# Building a dresser cage for ball python.



## jfresh (Apr 4, 2012)

So that's what it is.
An old 1960's(possibly older) dresser.
I've basically hollowed it out, put some no voc exterior latex paint inside the interior veneer
I've finished the first floor, but haven't siliconed anything in place, just want to see what it looks like and what you guys think.
I'm using a paint roller holding tub for te water dish. It's deep, but it tapers down and has Ridges so Loki wouldn't get stuck.( will still monitor this before using it)
Will be using some sort of mulch(the safe kind of course) I guess cypress?
Have exactly 1/3 of floor sized flexwatt on the way.
Will be drilling a slit on bottom to feel tape through, and Swiss cheese wood under it for air flow. Will cover and silicone down with plexi, so I can replace it, but she can't get shocked or anything.
I'm considering a second level with 1 or 2 entry holes to help the exploring urge mine seems to get.
Upgrading to a vivarium electronics( ?) thermostat to replace the one I have. Because it has been 6 degree off a few times.
Will be covering everything will fake vines, and will spray down weekly with f10sc and monthly scrubs downs.
I realize fixing the hide box in place will make cleaning difficult, but not impossible and I'm up to the task. She poops in her water anyways.
(Will be using a reptile water heater btw, set at 78 to help with evap.
On the left side directly over water, will have Swiss cheese holes to allow the heat fan to penetrate cage, half heat on first floor, half heat directed to second floor.
Sorry for the huge long read , just catching you guys up.
Thoughts comments, suggestions?










Thanks guys!!


----------



## AraCyanea (May 30, 2011)

I have quoted your picture in the 'Show me your Royal vivs' by StevenM31. I shall copy and paste here too for you.

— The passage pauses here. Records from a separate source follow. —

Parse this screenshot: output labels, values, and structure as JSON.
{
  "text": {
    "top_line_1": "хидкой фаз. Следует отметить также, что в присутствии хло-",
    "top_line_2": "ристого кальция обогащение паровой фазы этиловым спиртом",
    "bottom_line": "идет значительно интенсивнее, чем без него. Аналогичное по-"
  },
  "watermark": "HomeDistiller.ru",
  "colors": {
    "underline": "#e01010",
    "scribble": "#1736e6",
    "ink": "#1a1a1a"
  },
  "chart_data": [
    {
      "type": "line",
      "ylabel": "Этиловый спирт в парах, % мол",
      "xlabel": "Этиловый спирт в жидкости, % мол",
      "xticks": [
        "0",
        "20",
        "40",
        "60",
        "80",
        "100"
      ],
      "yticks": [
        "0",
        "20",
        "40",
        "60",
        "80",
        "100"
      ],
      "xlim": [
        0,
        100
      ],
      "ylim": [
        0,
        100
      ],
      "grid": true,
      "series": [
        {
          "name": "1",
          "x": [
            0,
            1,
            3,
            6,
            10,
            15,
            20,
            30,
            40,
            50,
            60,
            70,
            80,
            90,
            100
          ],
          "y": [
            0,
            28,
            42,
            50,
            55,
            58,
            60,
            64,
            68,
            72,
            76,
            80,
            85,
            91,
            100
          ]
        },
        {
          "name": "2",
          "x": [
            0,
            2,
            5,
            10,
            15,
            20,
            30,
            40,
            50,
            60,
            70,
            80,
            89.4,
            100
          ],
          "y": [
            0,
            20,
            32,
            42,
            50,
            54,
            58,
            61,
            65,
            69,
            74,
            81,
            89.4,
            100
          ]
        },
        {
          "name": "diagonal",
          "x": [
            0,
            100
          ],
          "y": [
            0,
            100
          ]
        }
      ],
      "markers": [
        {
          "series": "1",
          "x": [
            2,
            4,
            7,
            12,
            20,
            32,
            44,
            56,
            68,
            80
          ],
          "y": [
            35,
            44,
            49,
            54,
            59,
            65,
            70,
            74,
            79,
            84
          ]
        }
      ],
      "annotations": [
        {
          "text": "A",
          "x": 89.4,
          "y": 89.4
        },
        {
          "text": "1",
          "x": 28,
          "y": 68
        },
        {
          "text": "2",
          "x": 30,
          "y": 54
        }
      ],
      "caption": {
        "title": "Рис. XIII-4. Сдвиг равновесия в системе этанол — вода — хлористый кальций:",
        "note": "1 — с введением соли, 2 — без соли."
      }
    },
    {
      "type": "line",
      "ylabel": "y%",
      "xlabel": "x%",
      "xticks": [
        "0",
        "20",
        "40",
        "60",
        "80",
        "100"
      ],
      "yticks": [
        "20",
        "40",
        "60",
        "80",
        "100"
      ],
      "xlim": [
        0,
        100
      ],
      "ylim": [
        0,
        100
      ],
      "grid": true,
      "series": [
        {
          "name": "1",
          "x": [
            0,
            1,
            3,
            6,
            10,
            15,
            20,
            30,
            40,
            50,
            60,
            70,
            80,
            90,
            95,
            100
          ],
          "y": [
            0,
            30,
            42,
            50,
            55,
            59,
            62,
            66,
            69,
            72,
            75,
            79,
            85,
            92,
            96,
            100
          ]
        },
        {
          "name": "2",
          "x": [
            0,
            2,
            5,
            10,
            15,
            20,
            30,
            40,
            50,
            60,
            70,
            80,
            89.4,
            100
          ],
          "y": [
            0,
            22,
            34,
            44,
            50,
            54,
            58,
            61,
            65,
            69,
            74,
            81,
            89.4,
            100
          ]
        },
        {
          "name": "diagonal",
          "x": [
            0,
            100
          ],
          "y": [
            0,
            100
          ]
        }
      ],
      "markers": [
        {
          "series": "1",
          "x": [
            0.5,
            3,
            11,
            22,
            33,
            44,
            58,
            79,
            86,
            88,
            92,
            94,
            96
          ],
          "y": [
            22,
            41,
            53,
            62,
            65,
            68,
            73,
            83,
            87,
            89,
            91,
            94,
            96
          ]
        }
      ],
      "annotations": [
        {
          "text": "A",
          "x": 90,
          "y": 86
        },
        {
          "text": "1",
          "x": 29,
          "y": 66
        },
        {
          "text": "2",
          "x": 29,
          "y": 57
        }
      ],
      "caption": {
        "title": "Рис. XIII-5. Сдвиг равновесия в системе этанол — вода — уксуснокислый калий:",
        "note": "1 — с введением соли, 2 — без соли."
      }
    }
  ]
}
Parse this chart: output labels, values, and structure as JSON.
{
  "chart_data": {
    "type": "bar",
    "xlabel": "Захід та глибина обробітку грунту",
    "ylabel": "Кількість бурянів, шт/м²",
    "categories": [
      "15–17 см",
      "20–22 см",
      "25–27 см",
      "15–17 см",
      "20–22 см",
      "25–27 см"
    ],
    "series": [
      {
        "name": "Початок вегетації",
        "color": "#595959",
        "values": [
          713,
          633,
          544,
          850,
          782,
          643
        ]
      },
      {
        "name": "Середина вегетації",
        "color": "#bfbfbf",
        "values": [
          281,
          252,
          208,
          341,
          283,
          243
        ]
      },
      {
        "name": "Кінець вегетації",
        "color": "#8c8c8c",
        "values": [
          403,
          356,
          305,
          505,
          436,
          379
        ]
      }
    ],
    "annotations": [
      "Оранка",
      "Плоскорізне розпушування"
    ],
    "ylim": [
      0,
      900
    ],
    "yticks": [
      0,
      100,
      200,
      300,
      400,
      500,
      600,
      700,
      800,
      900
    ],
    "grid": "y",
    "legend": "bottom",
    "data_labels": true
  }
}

"If that's for a Royal, I won't be surprised if he doesn't use 1/4 of it.

If it were myself, I would section it out into 3 or 4 sections and get a few more in each section. It will be used much more in that case.

Obviously you don't have to take any of my advice but it's just an idea, think about it first if I were you.:whistling2:"


----------



## jfresh (Apr 4, 2012)

I considered that.
But honestly this is mostly show for my benefit. I plan on keeping it all ideal temps if she does, and she's pretty curious so she will probably at least check it out lol.
It could end up as a cage for something else when she gets bigger, but for now in a one snake guy. It would be neat for the top half to house mice, but it's wood and that might make her more edgey as well.


----------



## jfresh (Apr 4, 2012)

I do appreciate the feedback, however!
Didn't want to sound rude or anything


----------



## AraCyanea (May 30, 2011)

If it's what you want then fair enough, your snake, your choice. :no1:


----------



## jfresh (Apr 4, 2012)

Thanks or the help/advice


----------



## jfresh (Apr 4, 2012)

Moving stuff around.
Building some sort of snake ladder to the upper level and will have a snake hammock.
I realize Loki won't touch most of this.
But it's going in my living room and I want it to look nice.
There is no traffic other than me and my girlfriend in our apartment, so she shouldn't be scared.


----------



## jfresh (Apr 4, 2012)




----------



## jfresh (Apr 4, 2012)

The door is on, and shiny!


----------